A single turn current loop in the shape of a right angle triangle with sides 5 cm, 12 cm, 13 cm is carrying a current of 2 A. The loop is in a uniform magnetic field of magnitude 0.75 T whose direction is parallel to the current in the 13 cm side of the loop. The magnitude of the magnetic force on the 5 cm side will be $$\frac{x}{130}$$ N. The value of $$x$$ is _____.
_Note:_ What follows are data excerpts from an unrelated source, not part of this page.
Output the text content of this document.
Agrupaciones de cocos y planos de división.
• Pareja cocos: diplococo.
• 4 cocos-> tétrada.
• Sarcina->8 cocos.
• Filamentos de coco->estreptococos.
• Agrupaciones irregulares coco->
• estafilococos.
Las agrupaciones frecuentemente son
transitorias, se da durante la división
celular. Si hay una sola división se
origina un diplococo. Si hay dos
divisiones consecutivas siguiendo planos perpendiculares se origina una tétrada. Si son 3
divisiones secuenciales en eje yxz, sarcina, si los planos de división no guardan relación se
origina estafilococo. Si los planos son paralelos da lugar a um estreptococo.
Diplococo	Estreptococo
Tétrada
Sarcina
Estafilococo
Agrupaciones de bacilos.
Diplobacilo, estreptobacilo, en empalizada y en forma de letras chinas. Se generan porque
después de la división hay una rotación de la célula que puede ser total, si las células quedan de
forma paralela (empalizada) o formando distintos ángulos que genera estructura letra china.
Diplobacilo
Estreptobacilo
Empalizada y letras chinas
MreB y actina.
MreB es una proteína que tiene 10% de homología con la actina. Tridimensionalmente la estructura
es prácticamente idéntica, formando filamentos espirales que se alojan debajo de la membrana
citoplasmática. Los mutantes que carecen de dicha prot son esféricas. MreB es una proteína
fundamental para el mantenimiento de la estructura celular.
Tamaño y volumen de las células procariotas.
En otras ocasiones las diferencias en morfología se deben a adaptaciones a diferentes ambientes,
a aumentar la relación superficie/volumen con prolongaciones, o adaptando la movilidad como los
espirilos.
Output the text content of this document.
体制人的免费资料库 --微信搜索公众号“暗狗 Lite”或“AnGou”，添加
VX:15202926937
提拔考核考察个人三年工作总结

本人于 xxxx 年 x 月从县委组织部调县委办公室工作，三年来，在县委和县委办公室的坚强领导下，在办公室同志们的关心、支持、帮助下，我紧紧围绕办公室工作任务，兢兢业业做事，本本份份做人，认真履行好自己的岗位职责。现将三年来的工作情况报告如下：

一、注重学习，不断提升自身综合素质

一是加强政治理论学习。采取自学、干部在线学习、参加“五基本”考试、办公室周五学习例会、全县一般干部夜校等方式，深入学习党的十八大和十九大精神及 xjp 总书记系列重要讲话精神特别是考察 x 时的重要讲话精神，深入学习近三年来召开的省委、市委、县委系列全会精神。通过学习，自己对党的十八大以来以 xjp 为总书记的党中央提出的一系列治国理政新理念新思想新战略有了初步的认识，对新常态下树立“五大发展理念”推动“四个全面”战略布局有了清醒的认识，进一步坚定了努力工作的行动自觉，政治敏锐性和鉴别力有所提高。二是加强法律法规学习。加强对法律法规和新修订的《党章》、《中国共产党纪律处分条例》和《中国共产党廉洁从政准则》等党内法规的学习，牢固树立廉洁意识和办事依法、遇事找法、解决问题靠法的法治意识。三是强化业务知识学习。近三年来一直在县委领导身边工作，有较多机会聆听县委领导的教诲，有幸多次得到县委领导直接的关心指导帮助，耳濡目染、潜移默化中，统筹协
Magnetic force on a current carrying conductor is given by:

F=BILsin⁡θ

where
$$B=0.75T$$
$$I=2A$$
L= length of the conductor
θ=angle between current direction and magnetic field.
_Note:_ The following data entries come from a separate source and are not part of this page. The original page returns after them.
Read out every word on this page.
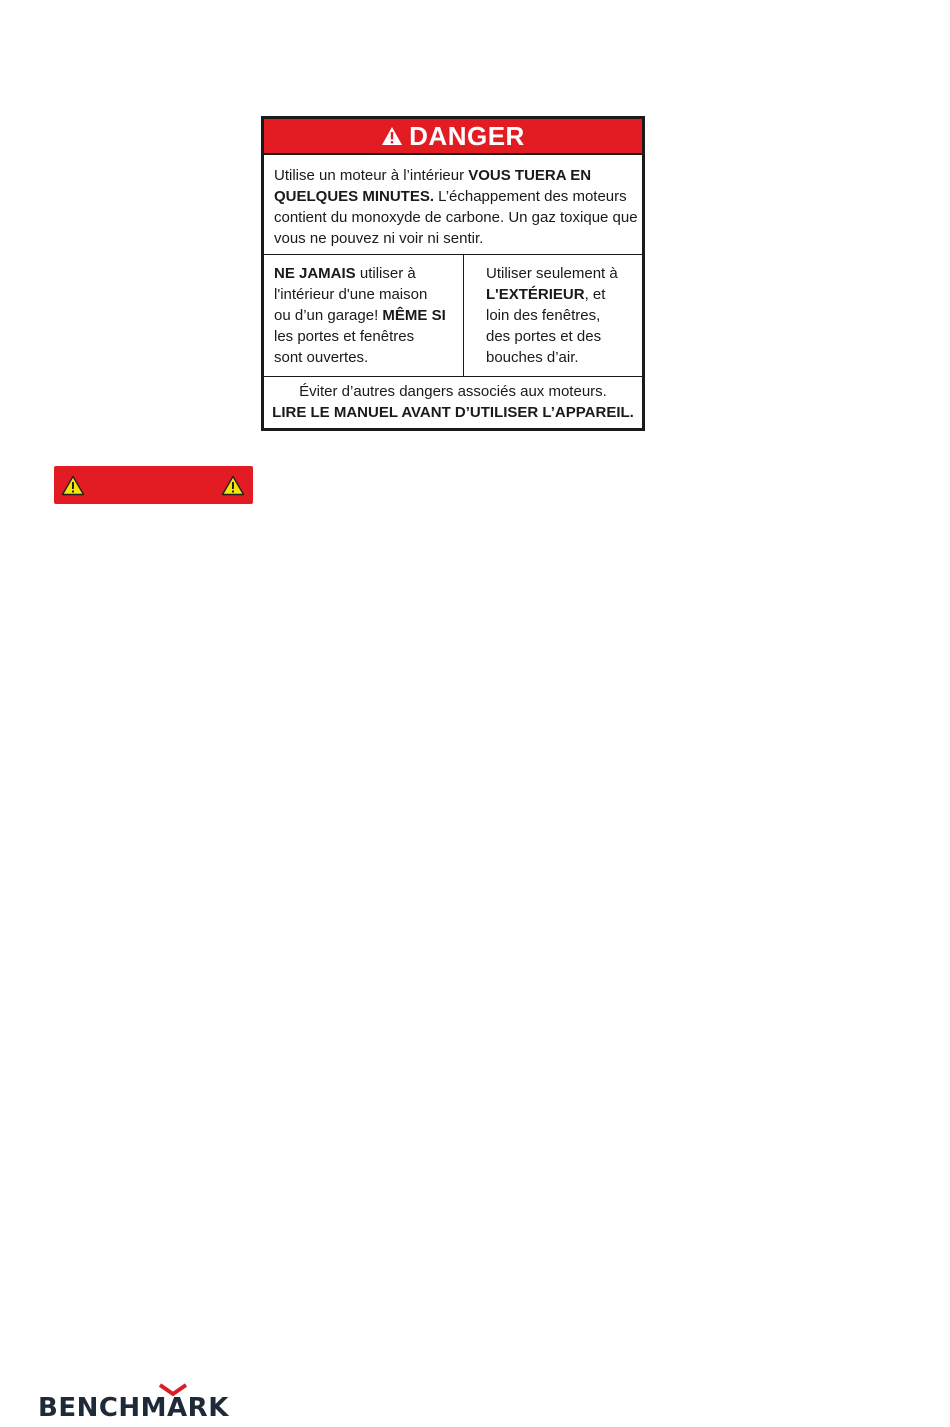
DANGER
Utilise un moteur à l’intérieur VOUS TUERA EN
QUELQUES MINUTES. L’échappement des moteurs
contient du monoxyde de carbone. Un gaz toxique que
vous ne pouvez ni voir ni sentir.
NE JAMAIS utiliser à
l'intérieur d'une maison
ou d’un garage! MÊME SI
les portes et fenêtres
sont ouvertes.
Utiliser seulement à
L'EXTÉRIEUR, et
loin des fenêtres,
des portes et des
bouches d’air.
Éviter d’autres dangers associés aux moteurs.
LIRE LE MANUEL AVANT D’UTILISER L’APPAREIL.
BENCHMARK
The magnetic field is parallel to the current in the 13 cm side.
Hence, the magnetic field is along the hypotenuse of the right triangle.
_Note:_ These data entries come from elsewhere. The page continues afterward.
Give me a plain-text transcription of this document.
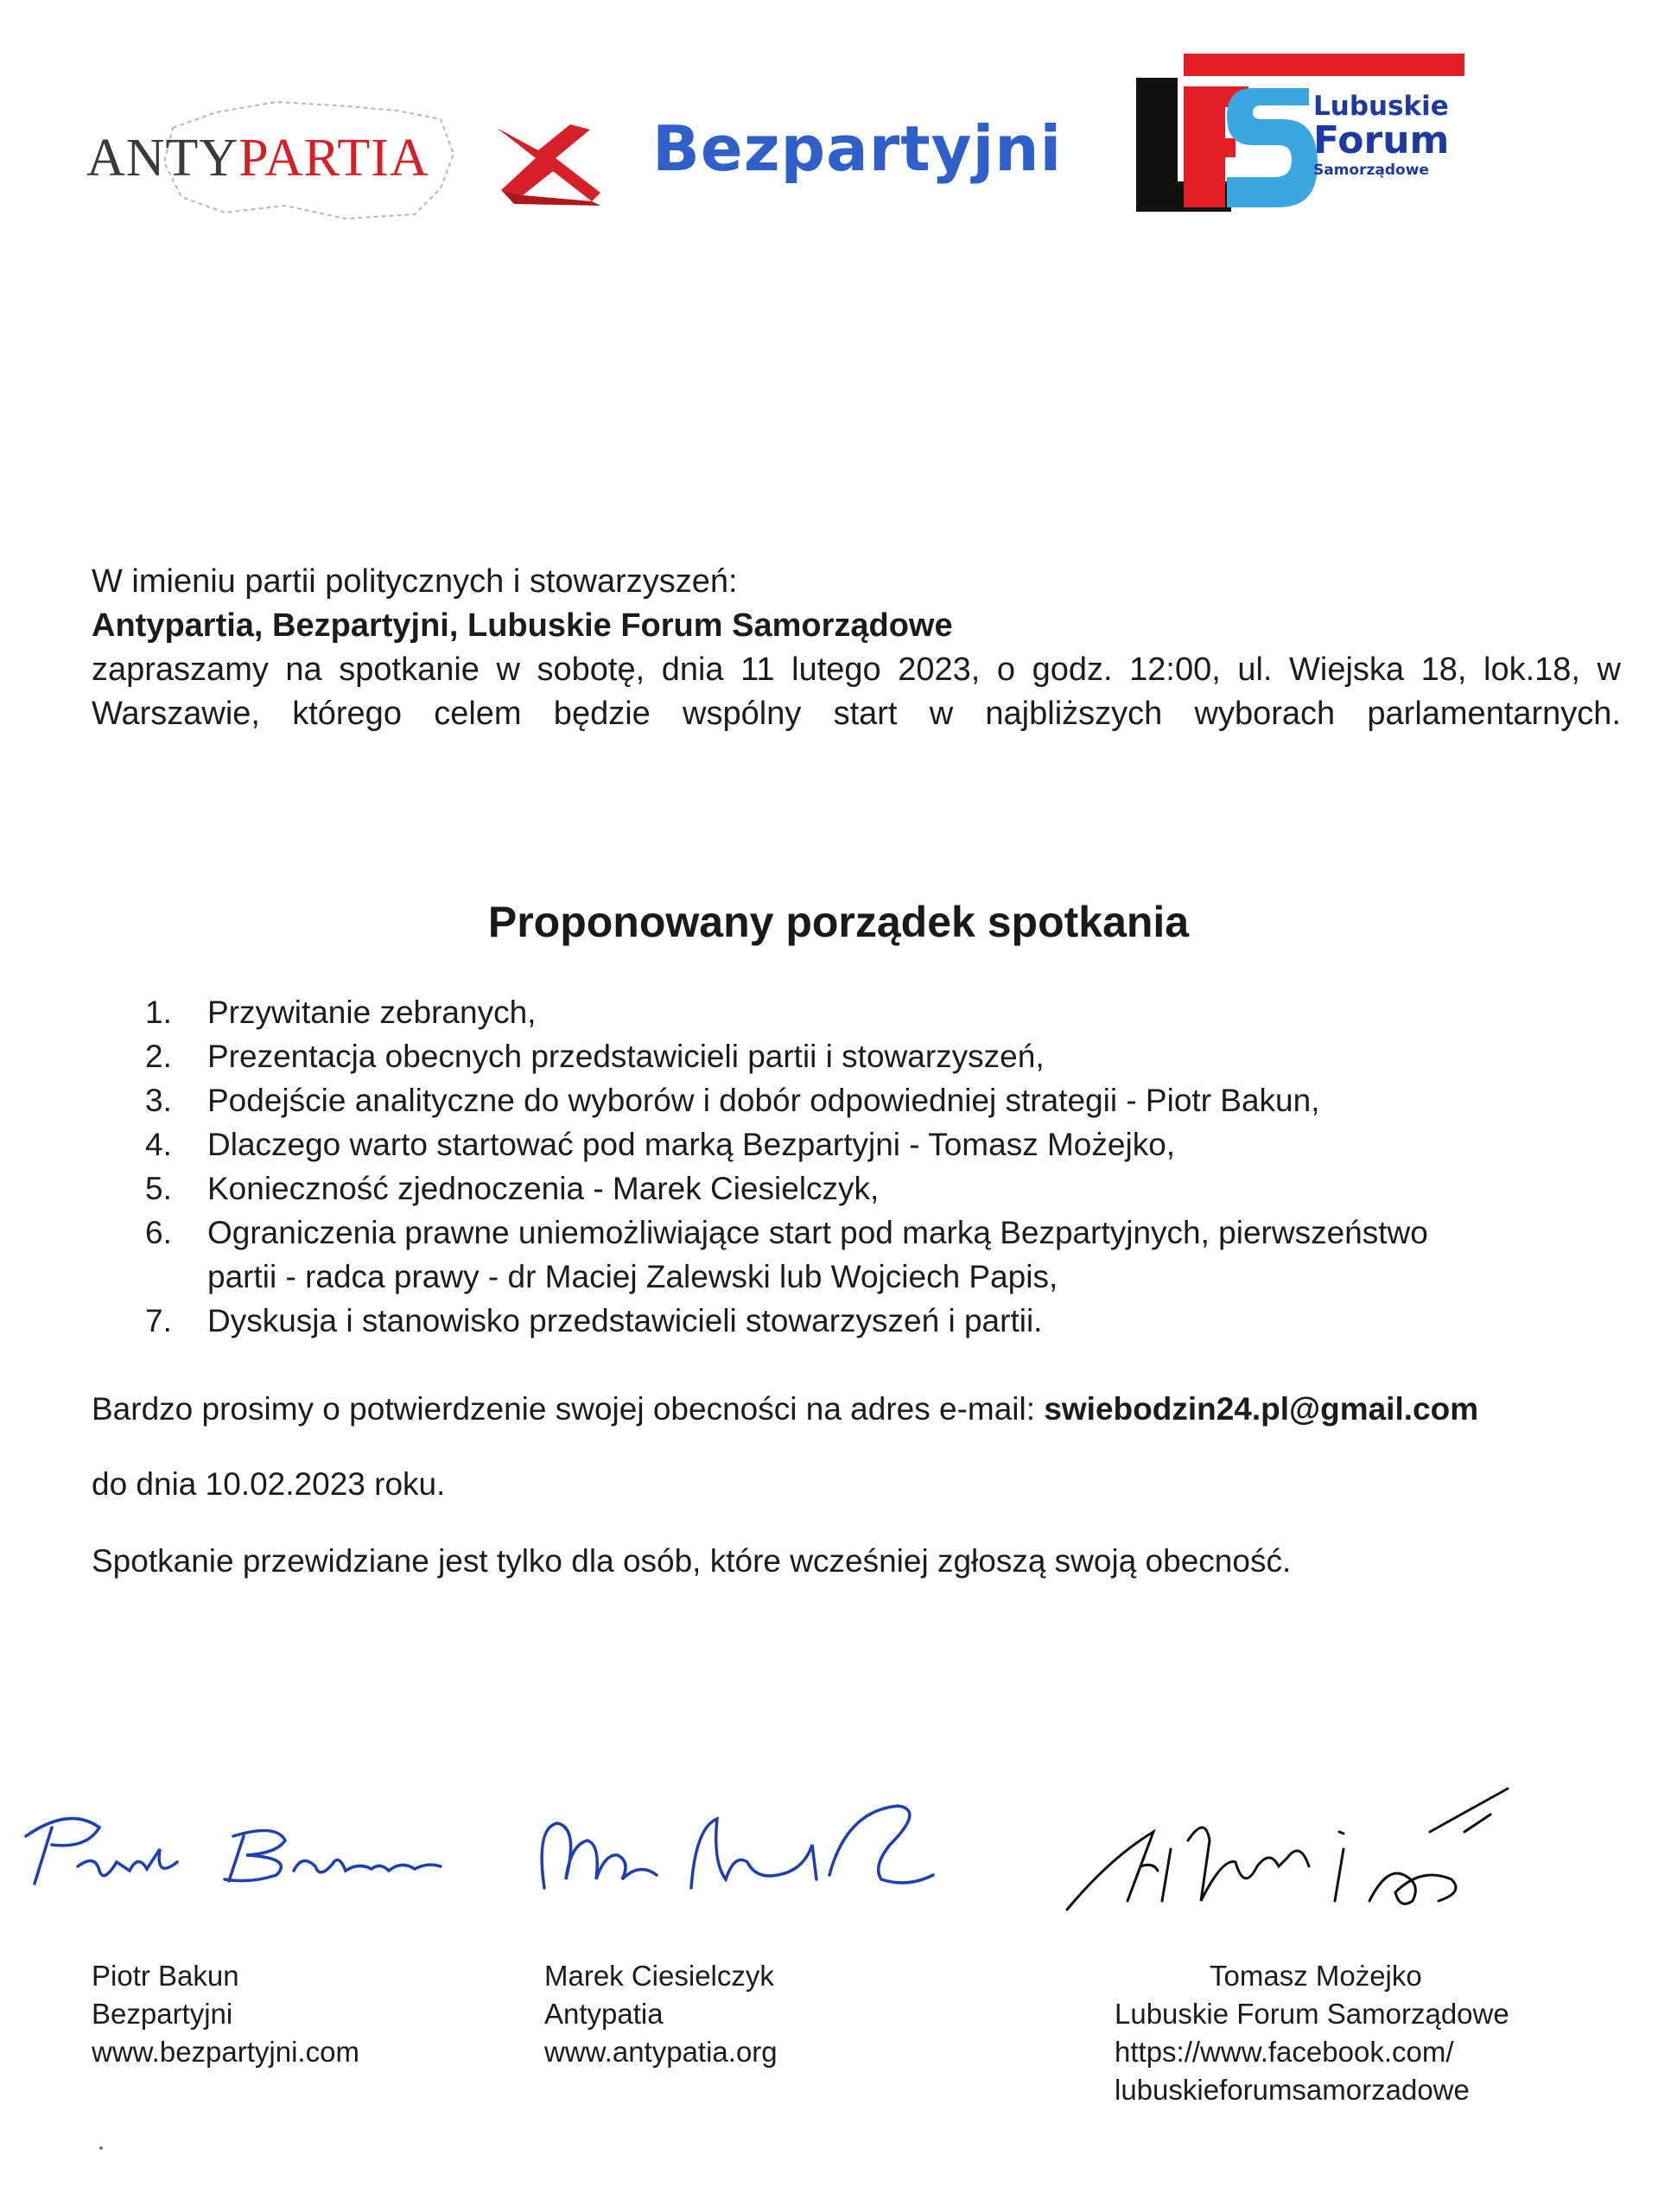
ANTYPARTIA	Bezpartyjni
Lubuskie
Forum
Samorządowe
W imieniu partii politycznych i stowarzyszeń:
Antypartia, Bezpartyjni, Lubuskie Forum Samorządowe
zapraszamy na spotkanie w sobotę, dnia 11 lutego 2023, o godz. 12:00, ul. Wiejska 18, lok.18, w Warszawie, którego celem będzie wspólny start w najbliższych wyborach parlamentarnych.
Proponowany porządek spotkania
1. Przywitanie zebranych,
2. Prezentacja obecnych przedstawicieli partii i stowarzyszeń,
3. Podejście analityczne do wyborów i dobór odpowiedniej strategii - Piotr Bakun,
4. Dlaczego warto startować pod marką Bezpartyjni - Tomasz Możejko,
5. Konieczność zjednoczenia - Marek Ciesielczyk,
6. Ograniczenia prawne uniemożliwiające start pod marką Bezpartyjnych, pierwszeństwo partii - radca prawy - dr Maciej Zalewski lub Wojciech Papis,
7. Dyskusja i stanowisko przedstawicieli stowarzyszeń i partii.
Bardzo prosimy o potwierdzenie swojej obecności na adres e-mail: swiebodzin24.pl@gmail.com
do dnia 10.02.2023 roku.
Spotkanie przewidziane jest tylko dla osób, które wcześniej zgłoszą swoją obecność.
Piotr Bakun
Bezpartyjni
www.bezpartyjni.com
Marek Ciesielczyk
Antypatia
www.antypatia.org
Tomasz Możejko
Lubuskie Forum Samorządowe
https://www.facebook.com/
lubuskieforumsamorzadowe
We need the force on the 5 cm side.

In the $$5\text{-}12\text{-}13$$ right triangle, the angle between the 5 cm side and the 13 cm side is obtained using:

$$\sin\theta=\frac{12}{13}$$

Length of the 5 cm side:

$$L=5cm=\frac{5}{100}m$$

Now,

$$F=0.75\times2\times\frac{5}{100}\times\frac{12}{13}$$

$$F=\frac{90}{1300}$$

$$F=\frac{9}{130}N$$

Given,

$$F=\frac{x}{130}N$$

Therefore,

$$x=9$$